I'm glad you were honest with Timm about your reservations but didn't close things out completely yet. Again, you have EVERY RIGHT to only want one child. K will be perfectly fine without any siblings. All the more love with her
. Don't feel pressured because he wants another, it's your body that has to go through all of it. I'm sure he understands that part, but, it's hard for him to put himself in your shoes because he didn't have to do it.
Katy and Brett ~ Runaway Bay, Jamaica ~ October 4, 2008
If there's anything I've learned the past couple of years it's to never say never. It was seriously less then a year ago I was saying "I am never having kids. No No No." And now I'm thinking "Is it time to start trying yet?!" I just had to be in the right mind set / place in my life. That's what I think (for me).
Obviously this is a huge thing for you & your family. I don't know if you remember but quite a while ago I asked you about your decision to have one child & if you got negative feedback. I still don't know if I want to have more then one. I think I do, but it isn't something I can commit to because I don't even know what one is like. Since your H doesn't want to try for 5 more months & you said that you guys can revisit the discussion in 5 months, then I think you should give yourself that time to consider what you really want. Who knows - 5 months from now you could be on board with baby #2 plans. There's just no telling what the future brings or how it can change.
From everything you said I can understand why you aren't so sure about having another child. I also don't think this is something you should beat yourself up about.
Good luck!
~Kimberly & Eric~ April 21, 2008 ~Tensing Pen ~ Negril, Jamaica ~ My Blog: One Sunset at a Time
Defintely talk to him about your feelings! You have a say in this since it is your body and everything!
Like pps have said, let him know your reservations, fears, and feelings if you haven't done so already and let him tell his whole side of the story. If I were you (and I don't have kids so I can't say I know how you feel, but nonetheless here's my two cents) I wouldn't rule it out completely. I think revisiting it in 5 months is a great idea and if you're still not ready then revisit again at the 1 1/2 year mark and again at the 2 year mark if necessary. I think that would be a very fair compromise since since you are the one who is carrying the child and dealing w/ all the pp stuff. If by then you still don't want to go through it again then that it totally your choice and you shouldn't feel guilty about it.

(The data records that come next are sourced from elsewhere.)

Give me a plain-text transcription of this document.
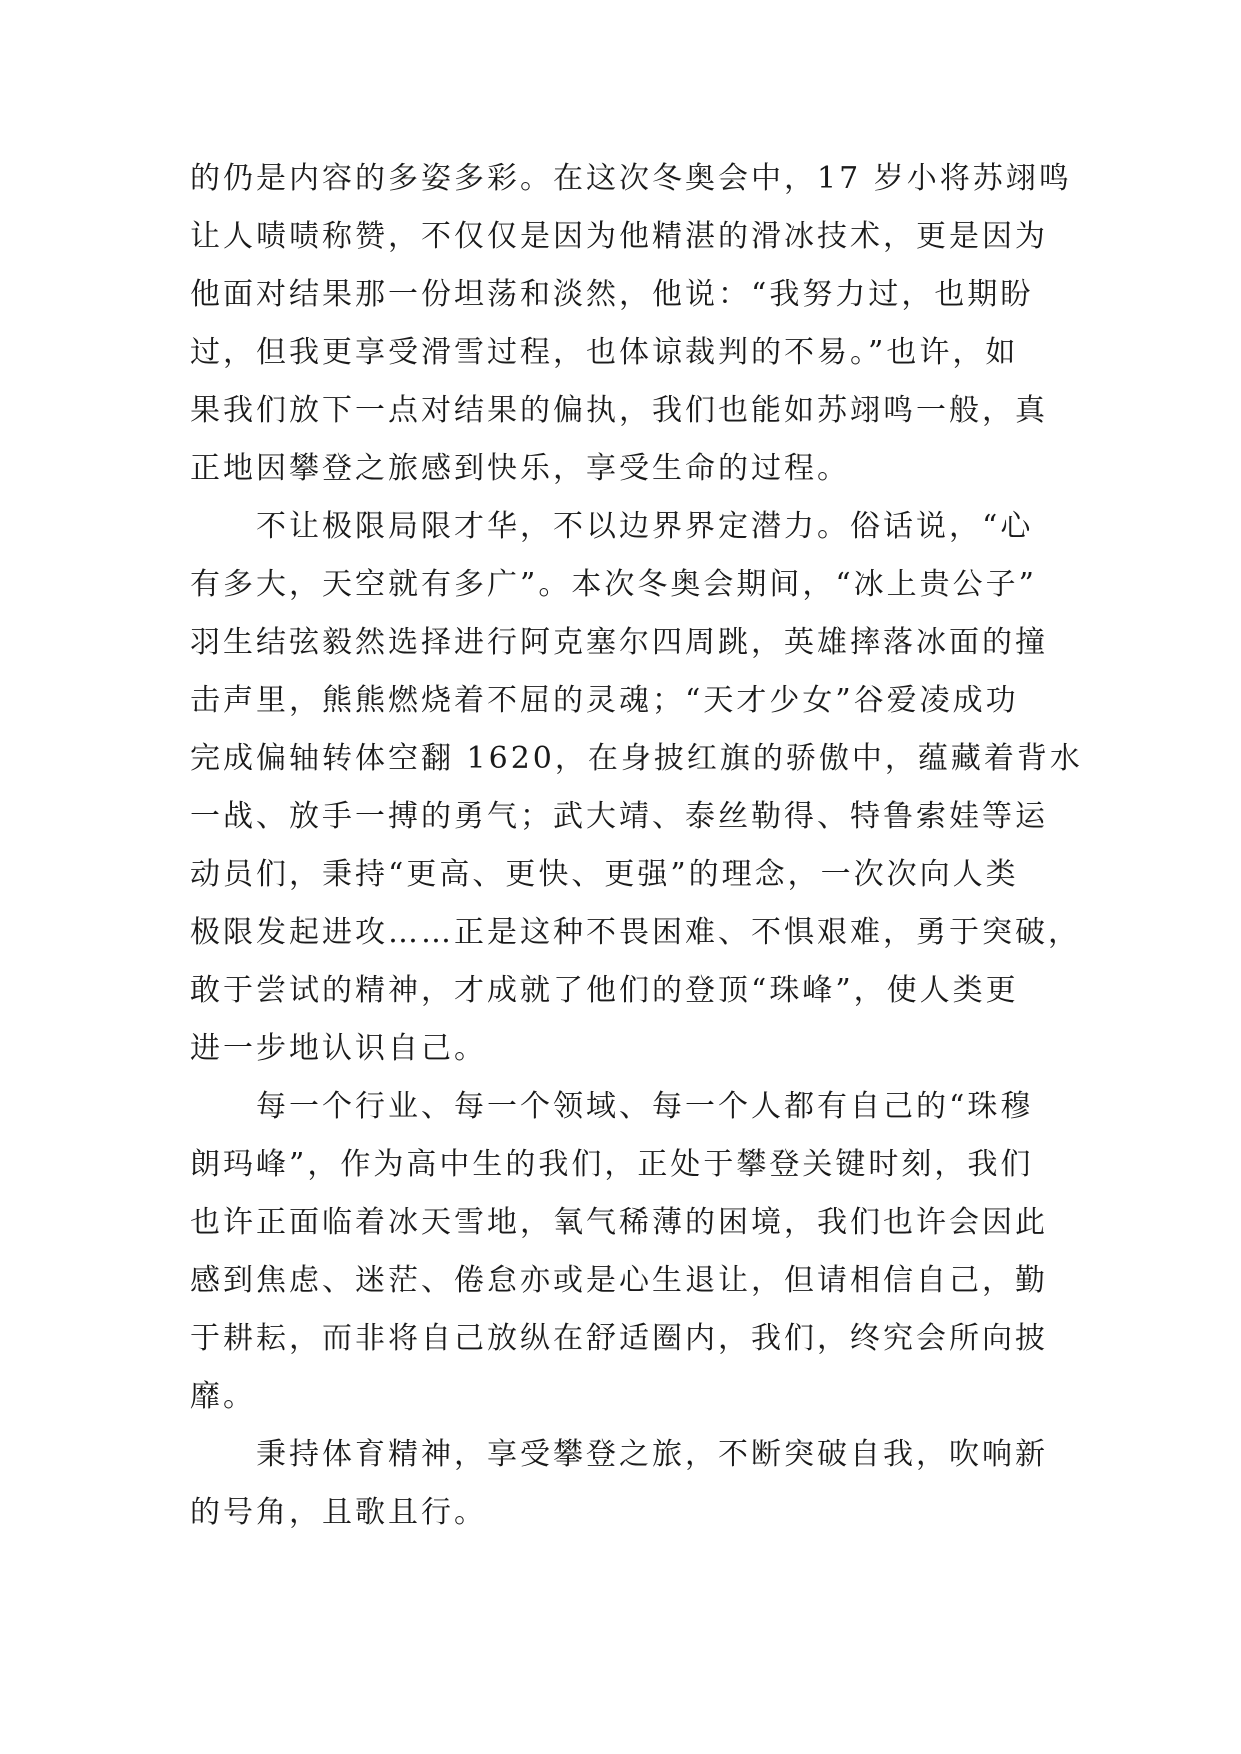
的仍是内容的多姿多彩。在这次冬奥会中，17 岁小将苏翊鸣
让人啧啧称赞，不仅仅是因为他精湛的滑冰技术，更是因为
他面对结果那一份坦荡和淡然，他说：“我努力过，也期盼
过，但我更享受滑雪过程，也体谅裁判的不易。”也许，如
果我们放下一点对结果的偏执，我们也能如苏翊鸣一般，真
正地因攀登之旅感到快乐，享受生命的过程。
不让极限局限才华，不以边界界定潜力。俗话说，“心
有多大，天空就有多广”。本次冬奥会期间，“冰上贵公子”
羽生结弦毅然选择进行阿克塞尔四周跳，英雄摔落冰面的撞
击声里，熊熊燃烧着不屈的灵魂；“天才少女”谷爱凌成功
完成偏轴转体空翻 1620，在身披红旗的骄傲中，蕴藏着背水
一战、放手一搏的勇气；武大靖、泰丝勒得、特鲁索娃等运
动员们，秉持“更高、更快、更强”的理念，一次次向人类
极限发起进攻……正是这种不畏困难、不惧艰难，勇于突破，
敢于尝试的精神，才成就了他们的登顶“珠峰”，使人类更
进一步地认识自己。
每一个行业、每一个领域、每一个人都有自己的“珠穆
朗玛峰”，作为高中生的我们，正处于攀登关键时刻，我们
也许正面临着冰天雪地，氧气稀薄的困境，我们也许会因此
感到焦虑、迷茫、倦怠亦或是心生退让，但请相信自己，勤
于耕耘，而非将自己放纵在舒适圈内，我们，终究会所向披
靡。
秉持体育精神，享受攀登之旅，不断突破自我，吹响新
的号角，且歌且行。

GL hun and lots of ((hugs))
Started TTC Nov. 2011
1st clomid cycle June 2012- No response :: HSG August 2012- Left tube blocked, right tube clear :: 2nd clomid cycle Aug. 2012 BFN :: 3rd clomid cycle Sept. 2012 :: BFP Sept 30th :: DS born 6/15/13 :: BFP #2 7/29/14 M/C 8/5/14 :: BFP#3 10/20/14 DD born 7/1/2015 :: Applied to be surrogate April '17 :: Transferred 1 Embryo for IFs Dec. '17 :: Surro Babe born 9/11/18 :: Started 2nd Journey May '19 :: Transferred 1 Embryo for new IFs 9/24/19 :: HB 138 at 6w6d
I agree with the pp. Its good that you have 5 months before you're going to really talk seriously about it. You might feel differently in 5 months, and it gives you both time to think about it more!
I agree with pp. Don't rule anything out yet. Since you said you'll be revisiting this again in 5 months, take this time to think about it by yourself...without any outside influences. Then when you and DH discuss it, be HONEST. That is so important in situations like this. If you're 100% against it, talk to DH about it. He loves you- and I'm sure will understand where you're coming from! We don't have kids yet, but we have had the talk about just having one. In the end, we decided to leave it open until after we have one....because we could want 2 or 3- or one might just be enough
Either way, everything will work out for you...just do what's right in your heart. Good Luck!!! {{hugs}} for having to make these difficult decisions!!
I'm glad you tabled the discussion until she's 1. There's no rush! And just because right now you don't want another doesn't mean you're not allowed to change your mind at some point in the future whether it's when she's 1 or when she's 5.